My daughter will be turning 2 in January. So for my wife and I, its time for us to start planning for her college. Should we go for a College 529 plan, an Education IRA or a Regular Investment account ? What should we do?
So I started researching the various college savings options available. I decided to go to the Vanguard website because Vanguard is the most conservative mutual fund company I know of, because as far as saving for college is concerned I dont want to invest too aggressively. So here is what I found.
529 College savings Plan
529 plans enable you to invest for higher education free of federal and, sometimes, state income taxes. States or schools can sponsor a 529 plan. Most are open to residents of all states. Some plans allow you to invest between $200,000 and $300,000 on behalf of one child, so a 529 plan may be your best bet for fully funding a college education.

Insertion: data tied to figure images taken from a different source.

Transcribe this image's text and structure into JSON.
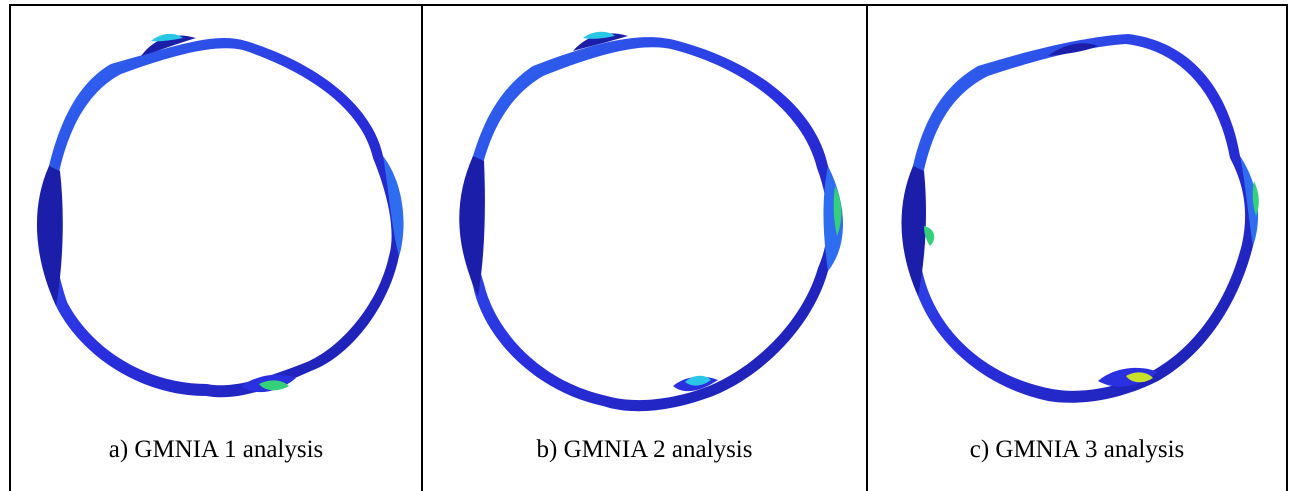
{
  "figure": {
    "panels": [
      {
        "caption": "a) GMNIA 1 analysis"
      },
      {
        "caption": "b) GMNIA 2 analysis"
      },
      {
        "caption": "c) GMNIA 3 analysis"
      }
    ]
  },
  "colors": {
    "ring_dark": "#1a1ea8",
    "ring_main": "#2a2fe0",
    "ring_light": "#2f6df0",
    "hotspot_cyan": "#29c6e6",
    "hotspot_green": "#35d07a",
    "hotspot_yellow": "#c8e22a"
  }
}
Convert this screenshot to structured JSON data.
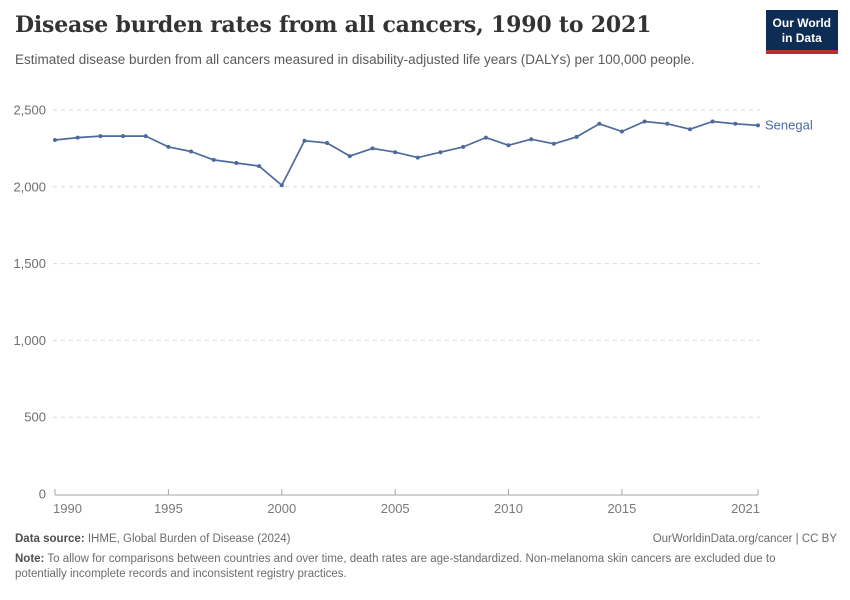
{
  "header": {
    "title": "Disease burden rates from all cancers, 1990 to 2021",
    "subtitle": "Estimated disease burden from all cancers measured in disability-adjusted life years (DALYs) per 100,000 people."
  },
  "logo": {
    "line1": "Our World",
    "line2": "in Data"
  },
  "colors": {
    "series_line": "#4C6A9C",
    "logo_background": "#0e2d54",
    "logo_accent": "#b5322d",
    "gridline": "#dadada",
    "axis": "#a6a6a6"
  },
  "chart_data": {
    "type": "line",
    "title": "Disease burden rates from all cancers, 1990 to 2021",
    "xlabel": "",
    "ylabel": "DALYs per 100,000 people",
    "xlim": [
      1990,
      2021
    ],
    "ylim": [
      0,
      2500
    ],
    "x_ticks": [
      1990,
      1995,
      2000,
      2005,
      2010,
      2015,
      2021
    ],
    "y_ticks": [
      0,
      500,
      1000,
      1500,
      2000,
      2500
    ],
    "grid": "horizontal-dashed",
    "legend_position": "end-of-line",
    "x": [
      1990,
      1991,
      1992,
      1993,
      1994,
      1995,
      1996,
      1997,
      1998,
      1999,
      2000,
      2001,
      2002,
      2003,
      2004,
      2005,
      2006,
      2007,
      2008,
      2009,
      2010,
      2011,
      2012,
      2013,
      2014,
      2015,
      2016,
      2017,
      2018,
      2019,
      2020,
      2021
    ],
    "series": [
      {
        "name": "Senegal",
        "color": "#4C6A9C",
        "values": [
          2305,
          2320,
          2330,
          2330,
          2330,
          2260,
          2230,
          2175,
          2155,
          2135,
          2010,
          2300,
          2285,
          2200,
          2250,
          2225,
          2190,
          2225,
          2260,
          2320,
          2270,
          2310,
          2280,
          2325,
          2410,
          2360,
          2425,
          2410,
          2375,
          2425,
          2410,
          2400
        ]
      }
    ]
  },
  "footer": {
    "datasource_label": "Data source:",
    "datasource": " IHME, Global Burden of Disease (2024)",
    "attribution": "OurWorldinData.org/cancer | CC BY",
    "note_label": "Note:",
    "note": " To allow for comparisons between countries and over time, death rates are age-standardized. Non-melanoma skin cancers are excluded due to potentially incomplete records and inconsistent registry practices."
  }
}
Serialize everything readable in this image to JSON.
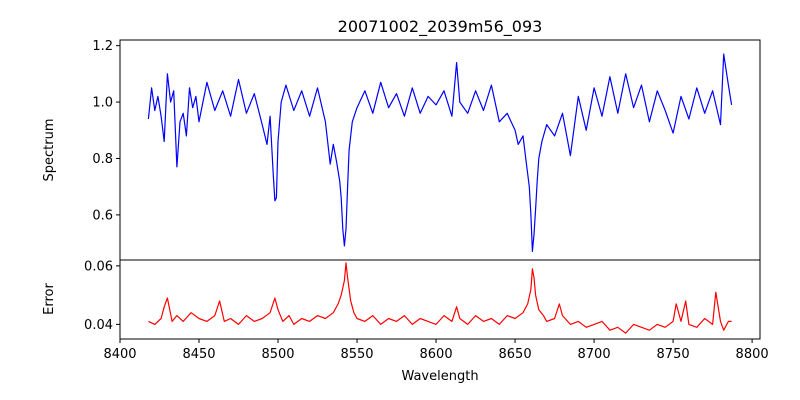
{
  "chart_data": {
    "type": "line",
    "title": "20071002_2039m56_093",
    "xlabel": "Wavelength",
    "xlim": [
      8400,
      8805
    ],
    "xticks": [
      8400,
      8450,
      8500,
      8550,
      8600,
      8650,
      8700,
      8750,
      8800
    ],
    "panels": [
      {
        "name": "spectrum",
        "ylabel": "Spectrum",
        "ylim": [
          0.44,
          1.22
        ],
        "yticks": [
          0.6,
          0.8,
          1.0,
          1.2
        ],
        "ytick_labels": [
          "0.6",
          "0.8",
          "1.0",
          "1.2"
        ],
        "series": [
          {
            "color": "#0000ff",
            "x": [
              8418,
              8420,
              8422,
              8424,
              8426,
              8428,
              8430,
              8432,
              8434,
              8436,
              8438,
              8440,
              8442,
              8444,
              8446,
              8448,
              8450,
              8455,
              8460,
              8465,
              8470,
              8475,
              8480,
              8485,
              8490,
              8493,
              8495,
              8497,
              8498,
              8499,
              8500,
              8502,
              8505,
              8510,
              8515,
              8520,
              8525,
              8530,
              8533,
              8535,
              8537,
              8539,
              8540,
              8541,
              8542,
              8543,
              8544,
              8545,
              8547,
              8550,
              8555,
              8560,
              8565,
              8570,
              8575,
              8580,
              8585,
              8590,
              8595,
              8600,
              8605,
              8610,
              8613,
              8615,
              8620,
              8625,
              8630,
              8635,
              8640,
              8645,
              8650,
              8652,
              8655,
              8657,
              8659,
              8660,
              8661,
              8662,
              8663,
              8664,
              8665,
              8667,
              8670,
              8675,
              8680,
              8685,
              8690,
              8695,
              8700,
              8705,
              8710,
              8715,
              8720,
              8725,
              8730,
              8735,
              8740,
              8745,
              8750,
              8755,
              8760,
              8765,
              8770,
              8775,
              8780,
              8782,
              8785,
              8787
            ],
            "y": [
              0.94,
              1.05,
              0.97,
              1.02,
              0.95,
              0.86,
              1.1,
              1.0,
              1.04,
              0.77,
              0.93,
              0.96,
              0.88,
              1.05,
              0.98,
              1.02,
              0.93,
              1.07,
              0.97,
              1.04,
              0.95,
              1.08,
              0.96,
              1.03,
              0.92,
              0.85,
              0.95,
              0.74,
              0.65,
              0.66,
              0.86,
              1.0,
              1.06,
              0.97,
              1.04,
              0.95,
              1.05,
              0.93,
              0.78,
              0.85,
              0.79,
              0.72,
              0.66,
              0.55,
              0.49,
              0.55,
              0.7,
              0.83,
              0.93,
              0.98,
              1.04,
              0.96,
              1.07,
              0.98,
              1.03,
              0.95,
              1.05,
              0.96,
              1.02,
              0.99,
              1.04,
              0.95,
              1.14,
              1.0,
              0.96,
              1.04,
              0.97,
              1.06,
              0.93,
              0.96,
              0.9,
              0.85,
              0.88,
              0.79,
              0.7,
              0.6,
              0.47,
              0.53,
              0.62,
              0.72,
              0.8,
              0.86,
              0.92,
              0.88,
              0.96,
              0.81,
              1.02,
              0.9,
              1.05,
              0.95,
              1.09,
              0.96,
              1.1,
              0.98,
              1.06,
              0.93,
              1.04,
              0.97,
              0.89,
              1.02,
              0.94,
              1.05,
              0.96,
              1.04,
              0.92,
              1.17,
              1.06,
              0.99
            ]
          }
        ]
      },
      {
        "name": "error",
        "ylabel": "Error",
        "ylim": [
          0.035,
          0.062
        ],
        "yticks": [
          0.04,
          0.06
        ],
        "ytick_labels": [
          "0.04",
          "0.06"
        ],
        "series": [
          {
            "color": "#ff0000",
            "x": [
              8418,
              8422,
              8426,
              8428,
              8430,
              8433,
              8436,
              8440,
              8445,
              8450,
              8455,
              8460,
              8463,
              8466,
              8470,
              8475,
              8480,
              8485,
              8490,
              8495,
              8498,
              8500,
              8503,
              8507,
              8510,
              8515,
              8520,
              8525,
              8530,
              8535,
              8538,
              8540,
              8542,
              8543,
              8544,
              8546,
              8548,
              8550,
              8555,
              8560,
              8565,
              8570,
              8575,
              8580,
              8585,
              8590,
              8595,
              8600,
              8605,
              8610,
              8613,
              8615,
              8620,
              8625,
              8630,
              8635,
              8640,
              8645,
              8650,
              8655,
              8658,
              8660,
              8661,
              8662,
              8663,
              8665,
              8668,
              8670,
              8675,
              8678,
              8680,
              8685,
              8690,
              8695,
              8700,
              8705,
              8710,
              8715,
              8720,
              8725,
              8730,
              8735,
              8740,
              8745,
              8750,
              8752,
              8755,
              8758,
              8760,
              8765,
              8770,
              8775,
              8777,
              8780,
              8782,
              8785,
              8787
            ],
            "y": [
              0.041,
              0.04,
              0.042,
              0.046,
              0.049,
              0.041,
              0.043,
              0.041,
              0.044,
              0.042,
              0.041,
              0.043,
              0.048,
              0.041,
              0.042,
              0.04,
              0.043,
              0.041,
              0.042,
              0.044,
              0.049,
              0.045,
              0.041,
              0.043,
              0.04,
              0.042,
              0.041,
              0.043,
              0.042,
              0.044,
              0.047,
              0.05,
              0.055,
              0.061,
              0.056,
              0.048,
              0.044,
              0.042,
              0.041,
              0.043,
              0.04,
              0.042,
              0.041,
              0.043,
              0.04,
              0.042,
              0.041,
              0.04,
              0.043,
              0.041,
              0.046,
              0.042,
              0.04,
              0.043,
              0.041,
              0.042,
              0.04,
              0.043,
              0.042,
              0.044,
              0.047,
              0.052,
              0.059,
              0.056,
              0.05,
              0.045,
              0.043,
              0.041,
              0.042,
              0.047,
              0.043,
              0.04,
              0.041,
              0.039,
              0.04,
              0.041,
              0.038,
              0.039,
              0.037,
              0.04,
              0.039,
              0.038,
              0.04,
              0.039,
              0.041,
              0.047,
              0.041,
              0.048,
              0.04,
              0.039,
              0.042,
              0.04,
              0.051,
              0.041,
              0.038,
              0.041,
              0.041
            ]
          }
        ]
      }
    ]
  }
}
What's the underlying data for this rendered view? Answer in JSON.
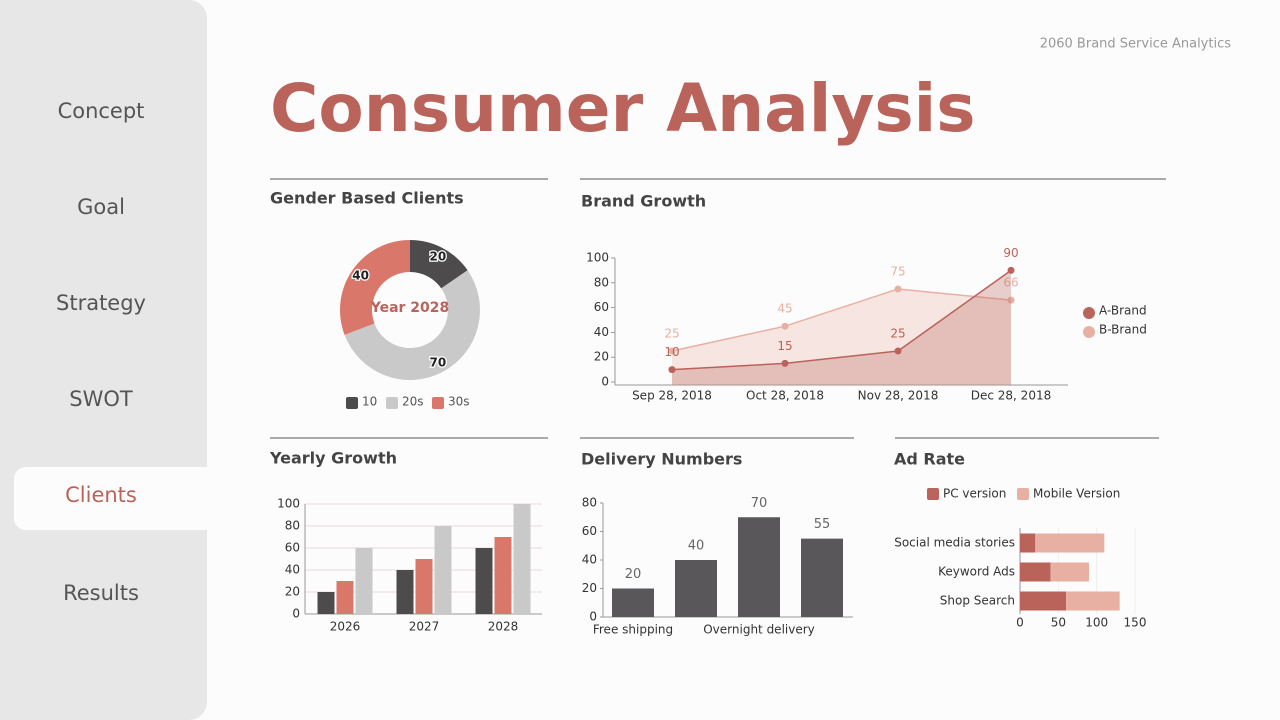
{
  "header": "2060 Brand Service Analytics",
  "title": "Consumer Analysis",
  "nav": {
    "items": [
      "Concept",
      "Goal",
      "Strategy",
      "SWOT",
      "Clients",
      "Results"
    ],
    "active": "Clients"
  },
  "chart_data": [
    {
      "type": "donut",
      "title": "Gender Based Clients",
      "center_label": "Year 2028",
      "categories": [
        "10",
        "20s",
        "30s"
      ],
      "values": [
        20,
        70,
        40
      ],
      "colors": [
        "#4d4b4c",
        "#c9c9c9",
        "#d9776a"
      ]
    },
    {
      "type": "area",
      "title": "Brand Growth",
      "categories": [
        "Sep 28, 2018",
        "Oct 28, 2018",
        "Nov 28, 2018",
        "Dec 28, 2018"
      ],
      "series": [
        {
          "name": "A-Brand",
          "color": "#b9635a",
          "values": [
            10,
            15,
            25,
            90
          ]
        },
        {
          "name": "B-Brand",
          "color": "#e8b0a3",
          "values": [
            25,
            45,
            75,
            66
          ]
        }
      ],
      "ylim": [
        0,
        100
      ],
      "yticks": [
        0,
        20,
        40,
        60,
        80,
        100
      ],
      "legend": "right"
    },
    {
      "type": "bar",
      "title": "Yearly Growth",
      "categories": [
        "2026",
        "2027",
        "2028"
      ],
      "series": [
        {
          "color": "#4d4b4c",
          "values": [
            20,
            40,
            60
          ]
        },
        {
          "color": "#d9776a",
          "values": [
            30,
            50,
            70
          ]
        },
        {
          "color": "#c9c9c9",
          "values": [
            60,
            80,
            100
          ]
        }
      ],
      "ylim": [
        0,
        100
      ],
      "yticks": [
        0,
        20,
        40,
        60,
        80,
        100
      ],
      "grid": true
    },
    {
      "type": "bar",
      "title": "Delivery Numbers",
      "categories": [
        "Free shipping",
        null,
        "Overnight delivery",
        null
      ],
      "series": [
        {
          "color": "#59575a",
          "values": [
            20,
            40,
            70,
            55
          ]
        }
      ],
      "ylim": [
        0,
        80
      ],
      "yticks": [
        0,
        20,
        40,
        60,
        80
      ],
      "grid": false,
      "value_labels": true
    },
    {
      "type": "stacked-hbar",
      "title": "Ad Rate",
      "categories": [
        "Social media stories",
        "Keyword Ads",
        "Shop Search"
      ],
      "series": [
        {
          "name": "PC version",
          "color": "#b9635a",
          "values": [
            20,
            40,
            60
          ]
        },
        {
          "name": "Mobile Version",
          "color": "#e8b0a3",
          "values": [
            90,
            50,
            70
          ]
        }
      ],
      "xlim": [
        0,
        150
      ],
      "xticks": [
        0,
        50,
        100,
        150
      ],
      "legend": "top"
    }
  ]
}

Enjoy investing flexibility, high contribution limits, and tax advantages to save for college and graduate school.
The money can ONLY be used for college.
And If your kid doesn’t go to college, you may name another eligible family member as beneficiary on the account and use the 529 assets to pay for that person’s education. If no eligible family members can be named beneficiary, then you might have to close the account, paying federal and possibly state income taxes and a 10% federal penalty tax on earnings not used for qualified higher-education expenses.
Education Savings Account
you can invest for any level of a child’s education–primary school, high school, college, or beyond. And you can start investing for that child from birth. The money is taxed at the child’s tax rate, which is typically lower than the parents’ rate.
Although contributions aren’t tax-deductible, your earnings grow tax-free and withdrawals are free from federal income taxes when used for qualified education expenses.
You can only contribute $2000 a year.
A tax-advantaged way to save for a child’s future, for higher education or any other purpose that benefits the child.
The accounts dont have any contribution limits, though contributions above a certain amount will trigger the federal gift tax.
When the child turn 18, he/she gains control of the money and they can do anything with the money.